One of each, sized exactly for this single entry — a clean, purpose-built system with no parts that aren't earning their place.
How It Works for the Homeowner
From the street side, a visitor presses the bell to call the house, or unlocks with a PIN or an NFC tap if they've been given access. From the home's side, the system does the real work. The intercom carries full two-way talk and records high-quality video straight to the home's NVR, so there's always a clear record of who came to the gate and when.

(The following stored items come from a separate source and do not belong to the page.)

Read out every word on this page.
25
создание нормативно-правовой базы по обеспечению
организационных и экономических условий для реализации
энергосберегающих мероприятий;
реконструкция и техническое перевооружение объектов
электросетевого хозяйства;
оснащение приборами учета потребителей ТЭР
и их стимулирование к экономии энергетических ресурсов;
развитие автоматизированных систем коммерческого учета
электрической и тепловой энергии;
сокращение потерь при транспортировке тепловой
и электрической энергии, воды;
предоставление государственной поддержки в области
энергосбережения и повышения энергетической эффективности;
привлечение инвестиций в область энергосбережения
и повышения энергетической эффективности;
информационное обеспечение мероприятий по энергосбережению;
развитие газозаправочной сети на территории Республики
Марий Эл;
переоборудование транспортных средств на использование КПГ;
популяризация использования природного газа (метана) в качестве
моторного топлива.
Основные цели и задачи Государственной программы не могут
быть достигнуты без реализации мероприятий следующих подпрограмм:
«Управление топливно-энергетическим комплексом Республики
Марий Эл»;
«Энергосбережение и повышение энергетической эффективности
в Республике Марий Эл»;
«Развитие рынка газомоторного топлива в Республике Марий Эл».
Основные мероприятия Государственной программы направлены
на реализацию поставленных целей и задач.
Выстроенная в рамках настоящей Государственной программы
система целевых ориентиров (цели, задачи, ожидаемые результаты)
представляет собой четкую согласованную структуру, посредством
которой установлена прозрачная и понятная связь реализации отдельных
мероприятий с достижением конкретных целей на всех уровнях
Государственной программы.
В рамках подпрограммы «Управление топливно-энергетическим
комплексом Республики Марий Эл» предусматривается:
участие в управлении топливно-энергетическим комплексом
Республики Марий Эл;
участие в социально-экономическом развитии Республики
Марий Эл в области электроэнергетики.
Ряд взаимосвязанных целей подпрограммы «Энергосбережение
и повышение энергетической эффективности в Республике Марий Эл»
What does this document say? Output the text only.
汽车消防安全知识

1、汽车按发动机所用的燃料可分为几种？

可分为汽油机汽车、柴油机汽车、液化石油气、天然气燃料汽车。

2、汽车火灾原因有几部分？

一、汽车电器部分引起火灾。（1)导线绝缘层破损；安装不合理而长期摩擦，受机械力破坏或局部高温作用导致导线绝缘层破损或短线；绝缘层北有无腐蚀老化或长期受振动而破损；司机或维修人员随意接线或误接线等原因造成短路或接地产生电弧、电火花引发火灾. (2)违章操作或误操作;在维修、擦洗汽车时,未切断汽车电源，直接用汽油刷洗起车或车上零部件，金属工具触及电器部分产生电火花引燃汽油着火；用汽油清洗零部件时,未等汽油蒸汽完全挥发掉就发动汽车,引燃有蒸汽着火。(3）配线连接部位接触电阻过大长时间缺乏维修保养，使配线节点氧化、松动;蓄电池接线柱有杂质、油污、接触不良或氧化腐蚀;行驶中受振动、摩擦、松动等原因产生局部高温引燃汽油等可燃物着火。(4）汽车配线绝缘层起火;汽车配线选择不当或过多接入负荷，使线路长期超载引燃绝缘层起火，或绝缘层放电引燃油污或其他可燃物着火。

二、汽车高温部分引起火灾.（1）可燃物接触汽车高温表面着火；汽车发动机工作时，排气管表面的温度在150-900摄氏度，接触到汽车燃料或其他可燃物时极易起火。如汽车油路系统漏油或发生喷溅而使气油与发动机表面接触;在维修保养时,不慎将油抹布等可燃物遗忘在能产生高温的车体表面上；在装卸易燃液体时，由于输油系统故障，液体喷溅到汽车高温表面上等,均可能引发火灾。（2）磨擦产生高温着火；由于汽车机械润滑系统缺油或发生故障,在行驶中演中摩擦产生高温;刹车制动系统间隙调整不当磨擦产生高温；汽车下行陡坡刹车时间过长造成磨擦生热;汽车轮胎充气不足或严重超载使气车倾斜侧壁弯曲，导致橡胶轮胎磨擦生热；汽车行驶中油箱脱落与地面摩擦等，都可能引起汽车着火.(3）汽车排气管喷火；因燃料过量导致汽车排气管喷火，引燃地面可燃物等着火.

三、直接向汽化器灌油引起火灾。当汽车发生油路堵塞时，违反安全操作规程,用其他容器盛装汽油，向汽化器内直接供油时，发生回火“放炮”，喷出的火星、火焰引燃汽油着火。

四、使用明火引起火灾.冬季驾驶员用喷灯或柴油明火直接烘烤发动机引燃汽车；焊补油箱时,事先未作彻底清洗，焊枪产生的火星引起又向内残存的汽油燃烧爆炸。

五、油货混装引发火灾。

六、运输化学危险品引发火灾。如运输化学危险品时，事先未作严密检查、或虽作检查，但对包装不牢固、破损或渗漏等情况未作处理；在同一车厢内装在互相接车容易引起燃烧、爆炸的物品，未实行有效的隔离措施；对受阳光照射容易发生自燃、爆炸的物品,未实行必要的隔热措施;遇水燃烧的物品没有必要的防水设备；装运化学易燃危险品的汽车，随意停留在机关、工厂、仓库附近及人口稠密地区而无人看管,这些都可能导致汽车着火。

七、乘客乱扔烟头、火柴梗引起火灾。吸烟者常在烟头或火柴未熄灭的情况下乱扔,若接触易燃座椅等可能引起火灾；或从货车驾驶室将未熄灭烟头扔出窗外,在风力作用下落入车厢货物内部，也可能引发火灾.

The homeowner can answer the gate and unlock it remotely from anywhere through the UniFi Access app, and can issue mobile credentials or one-time PINs to family, guests, cleaners, or contractors without ever cutting a key. And because the home is already running Control4, we integrated the intercom so it rings through to the in-home Control4 touchscreens — answer the gate, see the video, and let someone in from the same screens that run the rest of the house.
The Result
The homeowner ended up with real peace of mind around the main entrance to the property — a secure, recorded, controllable front gate on a busy stretch near the lake. Just as important, it's convenient: they can let visitors in when they're away, and securely receive deliveries instead of leaving packages exposed at a public entrance. The security and the day-to-day ease come from the same system.
Typical investment: $4,000 – $5,000. A complete gate entry system like this — UniFi G3 Intercom, Door Hub Mini, a 1,200 lb mag lock and request-to-exit, wired back to the home's NVR and integrated with Control4. Final cost depends on cabling runs and integration complexity.